Illustration de la désindustrialisation

L’intersyndicale de l’usine normande, dont le processus d’arrêt temporaire a débuté lundi, avait invité tous les candidats à la présidentielle – à l’exception de Marine Le Pen (FN) – à s’exprimer devant les salariés, jugeant que le site était une “bonne illustration” de la “désindustrialisation”. Sur ce point, elle paraît avoir obtenu gain de cause : après Philippe Poutou (NPA) et Nicolas Dupont-Aignan (DLR) en décembre, avant Hervé Morin (NC) et Jean-Luc Mélenchon (FG) vendredi, c’est François Hollande qui s’est rendu aujourd’hui sur le site menacé. Nathalie Arthaud (LO) est attendue le 11 janvier.

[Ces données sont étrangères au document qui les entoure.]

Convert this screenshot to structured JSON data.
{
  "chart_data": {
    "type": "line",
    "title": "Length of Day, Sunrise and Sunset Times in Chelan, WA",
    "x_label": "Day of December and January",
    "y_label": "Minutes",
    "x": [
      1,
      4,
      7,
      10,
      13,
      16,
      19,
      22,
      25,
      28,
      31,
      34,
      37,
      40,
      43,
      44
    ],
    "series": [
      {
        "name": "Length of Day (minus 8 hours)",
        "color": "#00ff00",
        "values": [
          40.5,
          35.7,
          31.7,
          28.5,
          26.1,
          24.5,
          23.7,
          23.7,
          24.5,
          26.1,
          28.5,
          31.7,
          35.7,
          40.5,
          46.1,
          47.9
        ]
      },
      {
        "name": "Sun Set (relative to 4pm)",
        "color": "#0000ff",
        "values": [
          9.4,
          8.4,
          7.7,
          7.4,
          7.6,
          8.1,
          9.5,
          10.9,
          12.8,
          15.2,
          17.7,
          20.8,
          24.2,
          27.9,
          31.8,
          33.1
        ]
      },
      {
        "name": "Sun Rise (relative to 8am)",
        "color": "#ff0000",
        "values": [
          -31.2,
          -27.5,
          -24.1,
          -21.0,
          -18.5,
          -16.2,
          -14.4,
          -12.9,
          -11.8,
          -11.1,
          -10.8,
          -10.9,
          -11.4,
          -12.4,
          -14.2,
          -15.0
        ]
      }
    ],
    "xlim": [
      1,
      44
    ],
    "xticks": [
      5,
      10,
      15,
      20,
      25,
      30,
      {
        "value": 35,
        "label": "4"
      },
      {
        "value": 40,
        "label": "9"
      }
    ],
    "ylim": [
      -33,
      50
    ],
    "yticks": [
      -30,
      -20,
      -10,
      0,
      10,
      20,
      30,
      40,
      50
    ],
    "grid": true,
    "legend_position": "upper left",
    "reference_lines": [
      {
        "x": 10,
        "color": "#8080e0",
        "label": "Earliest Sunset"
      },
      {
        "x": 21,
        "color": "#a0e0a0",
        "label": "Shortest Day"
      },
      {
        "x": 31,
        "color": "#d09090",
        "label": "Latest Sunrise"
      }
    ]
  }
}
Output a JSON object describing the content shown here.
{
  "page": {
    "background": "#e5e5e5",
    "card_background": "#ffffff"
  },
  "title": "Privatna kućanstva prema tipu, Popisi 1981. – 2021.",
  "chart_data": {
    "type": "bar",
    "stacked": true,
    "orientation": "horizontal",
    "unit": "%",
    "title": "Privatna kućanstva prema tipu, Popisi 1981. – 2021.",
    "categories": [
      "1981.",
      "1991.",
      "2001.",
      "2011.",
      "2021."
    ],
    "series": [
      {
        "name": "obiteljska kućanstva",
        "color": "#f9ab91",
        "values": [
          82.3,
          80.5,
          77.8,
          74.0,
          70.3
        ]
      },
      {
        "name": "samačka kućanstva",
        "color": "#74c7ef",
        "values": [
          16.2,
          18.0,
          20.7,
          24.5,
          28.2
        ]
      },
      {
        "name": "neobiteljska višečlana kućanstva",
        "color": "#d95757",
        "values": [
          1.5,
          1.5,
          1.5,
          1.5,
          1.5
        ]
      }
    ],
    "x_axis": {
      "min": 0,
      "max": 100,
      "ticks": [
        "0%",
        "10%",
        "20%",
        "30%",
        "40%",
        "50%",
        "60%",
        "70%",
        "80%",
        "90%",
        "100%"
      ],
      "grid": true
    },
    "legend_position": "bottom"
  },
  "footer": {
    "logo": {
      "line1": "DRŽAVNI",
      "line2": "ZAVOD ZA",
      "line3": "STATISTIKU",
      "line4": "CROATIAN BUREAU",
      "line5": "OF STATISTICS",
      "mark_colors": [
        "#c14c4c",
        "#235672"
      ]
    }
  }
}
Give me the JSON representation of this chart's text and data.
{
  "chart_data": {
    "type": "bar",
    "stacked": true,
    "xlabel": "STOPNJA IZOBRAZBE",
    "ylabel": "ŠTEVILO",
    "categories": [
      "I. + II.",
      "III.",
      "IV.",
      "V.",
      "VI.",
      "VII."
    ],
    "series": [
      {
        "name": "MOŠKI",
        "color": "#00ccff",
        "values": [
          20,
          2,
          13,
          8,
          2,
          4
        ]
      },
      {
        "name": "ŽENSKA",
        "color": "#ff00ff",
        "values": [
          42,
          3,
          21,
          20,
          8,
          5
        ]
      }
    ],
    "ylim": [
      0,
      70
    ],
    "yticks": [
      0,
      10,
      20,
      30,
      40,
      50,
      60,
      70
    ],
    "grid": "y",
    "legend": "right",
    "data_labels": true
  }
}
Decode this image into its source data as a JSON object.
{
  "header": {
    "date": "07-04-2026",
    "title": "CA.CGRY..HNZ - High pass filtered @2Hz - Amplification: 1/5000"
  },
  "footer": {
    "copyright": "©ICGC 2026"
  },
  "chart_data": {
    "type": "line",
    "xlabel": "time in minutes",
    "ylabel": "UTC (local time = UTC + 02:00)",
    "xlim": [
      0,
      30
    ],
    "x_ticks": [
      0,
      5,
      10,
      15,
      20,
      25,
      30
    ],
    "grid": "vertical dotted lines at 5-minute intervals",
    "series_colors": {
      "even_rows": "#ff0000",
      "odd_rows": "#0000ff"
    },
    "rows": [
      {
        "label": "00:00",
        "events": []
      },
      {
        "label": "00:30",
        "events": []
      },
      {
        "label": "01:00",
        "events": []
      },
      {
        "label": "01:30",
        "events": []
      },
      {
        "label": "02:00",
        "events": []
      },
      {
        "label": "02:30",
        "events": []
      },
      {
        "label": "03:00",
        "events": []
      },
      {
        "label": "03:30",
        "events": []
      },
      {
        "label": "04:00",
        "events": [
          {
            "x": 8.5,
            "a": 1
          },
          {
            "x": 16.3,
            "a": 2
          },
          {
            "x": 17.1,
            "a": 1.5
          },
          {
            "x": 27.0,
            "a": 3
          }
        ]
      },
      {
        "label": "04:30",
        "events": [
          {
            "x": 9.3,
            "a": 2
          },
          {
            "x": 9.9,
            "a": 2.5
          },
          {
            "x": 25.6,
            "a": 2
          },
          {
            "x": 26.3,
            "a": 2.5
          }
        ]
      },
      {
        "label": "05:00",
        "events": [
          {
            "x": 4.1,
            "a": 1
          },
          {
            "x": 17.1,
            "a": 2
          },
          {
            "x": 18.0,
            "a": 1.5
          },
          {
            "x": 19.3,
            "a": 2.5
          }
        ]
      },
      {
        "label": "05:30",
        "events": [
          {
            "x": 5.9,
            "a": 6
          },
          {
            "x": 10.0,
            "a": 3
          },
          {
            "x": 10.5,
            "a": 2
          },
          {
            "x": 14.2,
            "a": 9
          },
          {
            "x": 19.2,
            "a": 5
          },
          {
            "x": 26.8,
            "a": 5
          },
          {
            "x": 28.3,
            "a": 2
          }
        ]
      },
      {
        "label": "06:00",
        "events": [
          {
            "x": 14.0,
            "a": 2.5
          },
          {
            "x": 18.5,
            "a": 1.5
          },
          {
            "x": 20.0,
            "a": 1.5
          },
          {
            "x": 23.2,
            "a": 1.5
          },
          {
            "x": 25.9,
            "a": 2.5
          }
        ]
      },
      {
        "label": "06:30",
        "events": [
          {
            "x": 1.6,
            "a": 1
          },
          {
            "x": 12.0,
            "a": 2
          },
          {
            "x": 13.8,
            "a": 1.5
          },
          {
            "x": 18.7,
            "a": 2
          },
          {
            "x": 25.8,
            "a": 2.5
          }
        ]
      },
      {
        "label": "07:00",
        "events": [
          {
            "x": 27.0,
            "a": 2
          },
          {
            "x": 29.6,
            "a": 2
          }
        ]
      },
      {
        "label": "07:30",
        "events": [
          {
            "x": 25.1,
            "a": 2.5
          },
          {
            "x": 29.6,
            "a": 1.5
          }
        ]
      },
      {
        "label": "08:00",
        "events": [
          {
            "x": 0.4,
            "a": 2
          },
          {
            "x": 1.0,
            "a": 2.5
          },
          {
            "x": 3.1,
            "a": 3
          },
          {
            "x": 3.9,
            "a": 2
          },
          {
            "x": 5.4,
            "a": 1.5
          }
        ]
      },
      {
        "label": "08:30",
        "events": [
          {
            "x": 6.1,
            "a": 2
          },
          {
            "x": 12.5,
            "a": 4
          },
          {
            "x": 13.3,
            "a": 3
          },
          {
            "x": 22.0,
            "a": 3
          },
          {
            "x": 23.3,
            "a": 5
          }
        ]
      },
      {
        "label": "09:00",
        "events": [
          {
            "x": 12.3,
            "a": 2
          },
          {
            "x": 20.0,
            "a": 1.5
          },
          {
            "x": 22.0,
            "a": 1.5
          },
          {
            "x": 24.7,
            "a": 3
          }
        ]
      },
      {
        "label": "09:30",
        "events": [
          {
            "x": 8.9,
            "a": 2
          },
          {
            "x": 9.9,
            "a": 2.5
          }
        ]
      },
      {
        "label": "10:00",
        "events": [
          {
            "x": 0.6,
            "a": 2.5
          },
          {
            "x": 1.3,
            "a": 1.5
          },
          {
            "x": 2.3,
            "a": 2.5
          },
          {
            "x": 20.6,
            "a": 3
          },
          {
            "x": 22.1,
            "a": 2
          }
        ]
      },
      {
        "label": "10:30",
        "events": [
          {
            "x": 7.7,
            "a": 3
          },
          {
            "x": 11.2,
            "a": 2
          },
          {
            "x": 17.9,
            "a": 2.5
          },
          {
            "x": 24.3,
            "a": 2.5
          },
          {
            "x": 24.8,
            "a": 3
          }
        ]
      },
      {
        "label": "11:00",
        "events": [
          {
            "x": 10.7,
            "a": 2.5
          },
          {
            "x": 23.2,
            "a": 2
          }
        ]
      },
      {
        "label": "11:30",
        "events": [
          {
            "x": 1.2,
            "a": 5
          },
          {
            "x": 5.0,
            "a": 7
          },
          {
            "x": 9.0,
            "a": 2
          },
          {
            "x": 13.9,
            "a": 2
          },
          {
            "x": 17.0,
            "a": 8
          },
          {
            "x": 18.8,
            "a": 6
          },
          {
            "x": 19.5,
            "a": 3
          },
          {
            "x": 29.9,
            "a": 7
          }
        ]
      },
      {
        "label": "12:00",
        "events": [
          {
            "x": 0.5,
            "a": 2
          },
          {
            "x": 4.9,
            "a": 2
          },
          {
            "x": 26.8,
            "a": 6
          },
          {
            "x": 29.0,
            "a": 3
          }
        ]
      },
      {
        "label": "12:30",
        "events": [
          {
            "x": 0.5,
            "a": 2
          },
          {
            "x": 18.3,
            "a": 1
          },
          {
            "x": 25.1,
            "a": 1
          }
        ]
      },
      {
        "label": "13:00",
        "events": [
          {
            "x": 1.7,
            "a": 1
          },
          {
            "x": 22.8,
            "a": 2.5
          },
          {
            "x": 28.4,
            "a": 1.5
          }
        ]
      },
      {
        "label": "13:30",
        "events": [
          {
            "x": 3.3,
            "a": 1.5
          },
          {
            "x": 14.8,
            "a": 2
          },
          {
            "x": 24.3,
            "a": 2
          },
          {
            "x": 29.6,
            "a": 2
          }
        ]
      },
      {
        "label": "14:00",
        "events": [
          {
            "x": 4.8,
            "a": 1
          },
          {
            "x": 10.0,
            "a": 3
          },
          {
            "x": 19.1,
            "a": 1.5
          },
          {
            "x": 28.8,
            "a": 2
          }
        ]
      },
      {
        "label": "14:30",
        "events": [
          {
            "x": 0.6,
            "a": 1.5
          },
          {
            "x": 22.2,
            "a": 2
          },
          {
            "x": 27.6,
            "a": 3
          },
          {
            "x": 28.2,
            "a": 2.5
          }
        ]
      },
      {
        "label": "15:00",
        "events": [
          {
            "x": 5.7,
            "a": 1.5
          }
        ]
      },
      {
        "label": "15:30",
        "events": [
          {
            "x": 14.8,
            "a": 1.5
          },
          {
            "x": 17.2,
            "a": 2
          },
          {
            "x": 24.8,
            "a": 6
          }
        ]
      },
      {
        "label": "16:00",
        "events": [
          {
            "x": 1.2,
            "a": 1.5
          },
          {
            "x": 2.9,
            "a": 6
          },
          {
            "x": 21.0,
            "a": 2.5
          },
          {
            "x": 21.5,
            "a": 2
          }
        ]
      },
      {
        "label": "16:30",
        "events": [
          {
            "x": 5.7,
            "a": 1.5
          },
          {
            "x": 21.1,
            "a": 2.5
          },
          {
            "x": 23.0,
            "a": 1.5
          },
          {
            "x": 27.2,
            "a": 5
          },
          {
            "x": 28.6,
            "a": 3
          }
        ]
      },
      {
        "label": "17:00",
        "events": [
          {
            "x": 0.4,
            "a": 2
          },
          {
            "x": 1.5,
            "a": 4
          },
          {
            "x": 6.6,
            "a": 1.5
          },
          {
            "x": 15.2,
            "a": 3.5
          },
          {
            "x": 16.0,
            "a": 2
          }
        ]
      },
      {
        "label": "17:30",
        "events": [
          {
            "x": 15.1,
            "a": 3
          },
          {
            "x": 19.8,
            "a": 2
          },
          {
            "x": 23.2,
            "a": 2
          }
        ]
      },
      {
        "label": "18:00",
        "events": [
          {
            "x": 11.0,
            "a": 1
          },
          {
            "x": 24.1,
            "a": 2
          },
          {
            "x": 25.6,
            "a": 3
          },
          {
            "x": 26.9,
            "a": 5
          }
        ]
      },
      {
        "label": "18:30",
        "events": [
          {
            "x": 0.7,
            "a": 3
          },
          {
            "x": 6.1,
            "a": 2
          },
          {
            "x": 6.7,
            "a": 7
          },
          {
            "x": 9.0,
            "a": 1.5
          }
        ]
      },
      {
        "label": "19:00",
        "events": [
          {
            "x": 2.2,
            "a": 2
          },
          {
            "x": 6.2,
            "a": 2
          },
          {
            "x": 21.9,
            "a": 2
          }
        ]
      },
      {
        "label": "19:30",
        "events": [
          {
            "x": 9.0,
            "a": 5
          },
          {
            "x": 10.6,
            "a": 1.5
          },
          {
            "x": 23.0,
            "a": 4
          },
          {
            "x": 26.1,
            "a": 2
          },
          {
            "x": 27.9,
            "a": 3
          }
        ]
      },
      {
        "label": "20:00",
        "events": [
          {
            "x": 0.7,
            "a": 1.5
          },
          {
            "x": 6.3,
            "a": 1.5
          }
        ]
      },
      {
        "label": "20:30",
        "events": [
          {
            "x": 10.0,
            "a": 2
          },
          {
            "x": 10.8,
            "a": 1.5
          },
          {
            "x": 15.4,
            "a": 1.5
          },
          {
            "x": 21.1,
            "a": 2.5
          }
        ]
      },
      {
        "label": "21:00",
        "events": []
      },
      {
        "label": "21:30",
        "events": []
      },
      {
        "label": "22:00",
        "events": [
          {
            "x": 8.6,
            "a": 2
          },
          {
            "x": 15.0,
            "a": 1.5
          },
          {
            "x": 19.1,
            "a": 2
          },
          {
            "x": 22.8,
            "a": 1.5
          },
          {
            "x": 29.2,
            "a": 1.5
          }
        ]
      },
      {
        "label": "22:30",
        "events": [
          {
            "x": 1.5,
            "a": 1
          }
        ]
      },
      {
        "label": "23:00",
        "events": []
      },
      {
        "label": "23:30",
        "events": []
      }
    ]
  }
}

“Vous défendez bien plus que votre emploi aujourd’hui, vous défendez une industrie nationale”, a lancé François Hollande, venu à la mi-journée, sur le chemin d’un déplacement à Caen. D’une voix forte, le candidat socialiste à la présidentielle s’est exprimé durant une demi-heure dans le restaurant de l’entreprise, devant de nombreux journalistes et des dizaines de salariés, le visage grave. “Où est l’Etat, où est le gouvernement, où est le président de la République?”, s’est-il interrogé, accompagné de l’ex-Premier ministre, Laurent Fabius, député de Seine-Maritime.

Recherche d’une solution alternative

Dans le même temps, conscient des risques dans l’opinion – comme pour SeaFrance à Calais -, le gouvernement a affiché sa mobilisation. “Tout est mis en oeuvre dans le cadre de la puissance publique pour favoriser la préservation de l’emploi. Evidemment, nous suivons ce dossier – comme tous les autres d’ailleurs – avec beaucoup d’attention”, a assuré le ministre de l’Economie, François Baroin, à la sortie de la réunion avec Jean-Paul Vettier et François Fillon. En saisissant la Médiation du crédit afin d’aider le raffineur à obtenir son financement, l’Etat français a “répondu présent”, a-t-il clamé. “Le gouvernement est en action. Nous sommes prêts à étudier toutes les solutions pour assurer la pérennité du site”, a renchéri ce soir le ministre de l’Industrie Eric Besson sur BFMTV.

Le patron de Petroplus a indiqué qu’un dialogue était “en cours” pour obtenir une “solution alternative” auprès d’une entreprise pétrolière pouvant apporter “à la fois le produit et les lignes de crédit de substitution”. “Ma première préoccupation ce sont les 2 500 employés (…) et de tout faire pour éviter le dépôt de bilan”, a-t-il ajouté.

Jean-Paul Vettier s’est dit dans l’incapacité de s’engager spécifiquement à moyen terme sur le site normand, qui faisait déjà l’objet d’un projet de plan social menaçant 120 emplois. Il faut attendre “un accord avec les banques (…). C’est alors seulement que nous pourrons nous prononcer définitivement”, a-t-il argué. Il a jugé prématuré de “parler de reprise”.